Rep Assembly Recap, Mutual Aid, & Contact Tracing Committee

14 Oct Rep Assembly Recap, Mutual Aid, & Contact Tracing Committee


  • Union Members on Contact Tracing Committee: We are pleased to report that the administration has reached out to solicit union participation on a committee on contact tracing, to which we will send two delegates. This is a key point on campus safety, and we look forward to joining this important work.
  • Mutual Aid Fund: UICUF began a mutual aid fund last year for members in financial need. The fund raised $15k and distributed more than $12k in aid to members not reappointed during the pandemic. The fund has now been overhauled to aid any member suffering financial hardship. Members in need can email us to apply for support.
  • Rep Assembly Recap: Our Rep Assembly discussed the ongoing importance of new member outreach, and also unanimously resolved that the union will support faculty rights to determine the modes in which they teach, be it in person, remote, synchronous, asynchronous, etc.


Dear Colleagues,


At this time we’re pleased to say that the UIC Administration has reached out to us to participate in a committee on contact tracing. This marks a refreshing shift from last year, when members were forced to petition and saturate then-Provost Poser’s office with inquiries to get a union member onto the newly formed COVID taskforce. Issues of campus health and safety are not only of great interest to our members, but are also directly in line with a core role of any union: to protect our members from unnecessary risk and harm. We will be sending two delegates to this new group.


Mutual Aid Fund
Last year, amidst the great uncertainty of the pandemic going into the summer, UIC United Faculty formed a mutual aid fund for our members. This decision was made to address concerns that some members, if not swiftly renewed before their appointments ended in May (a bureaucratic quirk of some visiting contracts), would lose their health insurance during the worst health crisis in recent history. In addition to UICUF getting the university to extend coverage for some individuals, the Mutual Aid fund raised $15,484, and distributed $12,100, principally to members who had not been renewed, and were concerned about being able to cover basic needs like health insurance.

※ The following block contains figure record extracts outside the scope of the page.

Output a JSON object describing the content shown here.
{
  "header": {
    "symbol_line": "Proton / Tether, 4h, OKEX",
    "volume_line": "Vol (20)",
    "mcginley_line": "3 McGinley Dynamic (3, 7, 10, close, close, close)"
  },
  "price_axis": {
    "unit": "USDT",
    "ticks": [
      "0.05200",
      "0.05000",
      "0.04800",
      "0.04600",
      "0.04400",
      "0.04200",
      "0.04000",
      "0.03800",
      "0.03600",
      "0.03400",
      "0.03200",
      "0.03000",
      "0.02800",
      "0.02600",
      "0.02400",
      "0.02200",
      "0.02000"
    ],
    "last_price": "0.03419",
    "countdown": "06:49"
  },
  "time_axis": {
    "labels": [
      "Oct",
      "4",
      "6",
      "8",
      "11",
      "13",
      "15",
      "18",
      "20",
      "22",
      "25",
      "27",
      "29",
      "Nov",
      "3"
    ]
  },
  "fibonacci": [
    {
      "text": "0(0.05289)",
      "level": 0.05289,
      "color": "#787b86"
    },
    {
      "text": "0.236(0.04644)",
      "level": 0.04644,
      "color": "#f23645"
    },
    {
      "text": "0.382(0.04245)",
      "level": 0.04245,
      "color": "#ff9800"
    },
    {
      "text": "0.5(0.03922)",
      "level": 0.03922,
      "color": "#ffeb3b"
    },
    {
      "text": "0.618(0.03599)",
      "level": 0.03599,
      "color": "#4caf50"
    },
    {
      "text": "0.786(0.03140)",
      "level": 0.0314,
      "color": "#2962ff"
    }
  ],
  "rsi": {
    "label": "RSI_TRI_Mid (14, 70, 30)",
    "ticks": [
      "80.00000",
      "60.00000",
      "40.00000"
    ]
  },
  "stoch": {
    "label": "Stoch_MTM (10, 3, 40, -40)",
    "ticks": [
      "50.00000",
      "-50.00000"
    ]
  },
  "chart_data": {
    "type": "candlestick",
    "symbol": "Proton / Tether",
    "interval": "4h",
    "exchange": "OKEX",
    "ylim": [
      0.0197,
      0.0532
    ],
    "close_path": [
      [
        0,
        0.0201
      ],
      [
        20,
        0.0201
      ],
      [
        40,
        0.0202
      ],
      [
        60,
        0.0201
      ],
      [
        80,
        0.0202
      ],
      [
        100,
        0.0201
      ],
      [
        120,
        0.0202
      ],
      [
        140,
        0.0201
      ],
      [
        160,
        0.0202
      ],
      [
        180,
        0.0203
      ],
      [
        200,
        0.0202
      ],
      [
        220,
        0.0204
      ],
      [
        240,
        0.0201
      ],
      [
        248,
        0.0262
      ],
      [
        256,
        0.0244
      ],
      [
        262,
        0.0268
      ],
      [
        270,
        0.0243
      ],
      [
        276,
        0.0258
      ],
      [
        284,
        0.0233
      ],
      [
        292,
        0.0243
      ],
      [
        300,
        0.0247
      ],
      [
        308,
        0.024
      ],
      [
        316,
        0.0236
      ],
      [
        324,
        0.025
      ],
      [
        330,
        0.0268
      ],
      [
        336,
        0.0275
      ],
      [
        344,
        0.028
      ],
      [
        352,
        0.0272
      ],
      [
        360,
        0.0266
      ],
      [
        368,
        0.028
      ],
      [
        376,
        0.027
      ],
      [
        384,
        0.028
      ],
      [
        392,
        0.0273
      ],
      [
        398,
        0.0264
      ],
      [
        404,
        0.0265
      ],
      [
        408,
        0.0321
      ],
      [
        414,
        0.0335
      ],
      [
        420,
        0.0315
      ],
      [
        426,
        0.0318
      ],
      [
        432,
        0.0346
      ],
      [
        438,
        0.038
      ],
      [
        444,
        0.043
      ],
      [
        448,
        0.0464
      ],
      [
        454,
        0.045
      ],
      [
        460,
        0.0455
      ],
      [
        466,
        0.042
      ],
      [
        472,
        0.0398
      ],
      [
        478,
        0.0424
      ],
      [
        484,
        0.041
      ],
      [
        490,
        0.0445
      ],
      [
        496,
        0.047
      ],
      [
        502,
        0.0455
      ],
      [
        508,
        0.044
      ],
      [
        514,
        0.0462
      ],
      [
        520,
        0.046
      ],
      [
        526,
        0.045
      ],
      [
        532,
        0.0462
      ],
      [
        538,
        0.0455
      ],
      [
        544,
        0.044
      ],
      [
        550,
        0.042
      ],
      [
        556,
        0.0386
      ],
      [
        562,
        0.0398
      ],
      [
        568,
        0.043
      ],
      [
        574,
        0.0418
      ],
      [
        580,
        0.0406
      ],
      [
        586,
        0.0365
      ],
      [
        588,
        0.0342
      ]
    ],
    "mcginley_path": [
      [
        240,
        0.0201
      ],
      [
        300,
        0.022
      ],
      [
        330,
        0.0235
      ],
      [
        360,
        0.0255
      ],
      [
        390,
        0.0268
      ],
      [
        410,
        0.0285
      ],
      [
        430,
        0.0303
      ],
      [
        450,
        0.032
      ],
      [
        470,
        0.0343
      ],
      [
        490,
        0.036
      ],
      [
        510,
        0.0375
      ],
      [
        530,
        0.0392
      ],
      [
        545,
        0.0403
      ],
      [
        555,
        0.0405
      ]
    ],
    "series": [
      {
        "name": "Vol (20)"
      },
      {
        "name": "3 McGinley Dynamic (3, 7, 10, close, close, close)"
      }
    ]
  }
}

Just last week, the Mutual Aid Fund was given a new mandate, to maintain a fund that can be made available to any member experiencing serious financial hardship, to pay for basic needs like rent, groceries, utilities, and so on. While these cases are rare, the pandemic has proven that the need is very real. If you are a member suffering a personal financial crisis, you can review our criteria for aid, and email us at to apply for consideration.


Rep Assembly
Last week our Representative Assembly met and discussed key issues important to our union membership. New member outreach continues to be our top priority for the moment, and we are always interested in working with current members to reach out to colleagues in your departments. If you want to help, union staffers are ready and able to work with you to identify potential members, and approach them about joining the union. Union membership and active member participation are the most important tools at our disposal when we approach the bargaining table this coming spring semester, so please let us know if you are able to help!


The Assembly also voted unanimously on a resolution on the rights of faculty to determine modes of teaching:


“Faculty alone–individually, and collectively through shared governance–always have the right to determine modes of teaching, including in the context of the COVID-19 epidemic. Specifically, questions regarding teaching in person or online, or teaching synchronously or asynchronously, or teaching in a hyflex or hybrid mode, belong to the faculty alone to determine. Faculty of course need to accommodate individual students who present formal accommodation letters from the Disability Resource Center. Furthermore, faculty may have their own needs for accommodation, including needs not currently recognized by university policy, such as minimizing public contacts because of being caretakers for vulnerable people in their households.”


Though we understand the desire on the part of the university administration to move more classes in-person in the spring, we continue to believe that course delivery is an aspect of academic freedom that must be honored, and we will support faculty exercising these rights individually and through shared governance.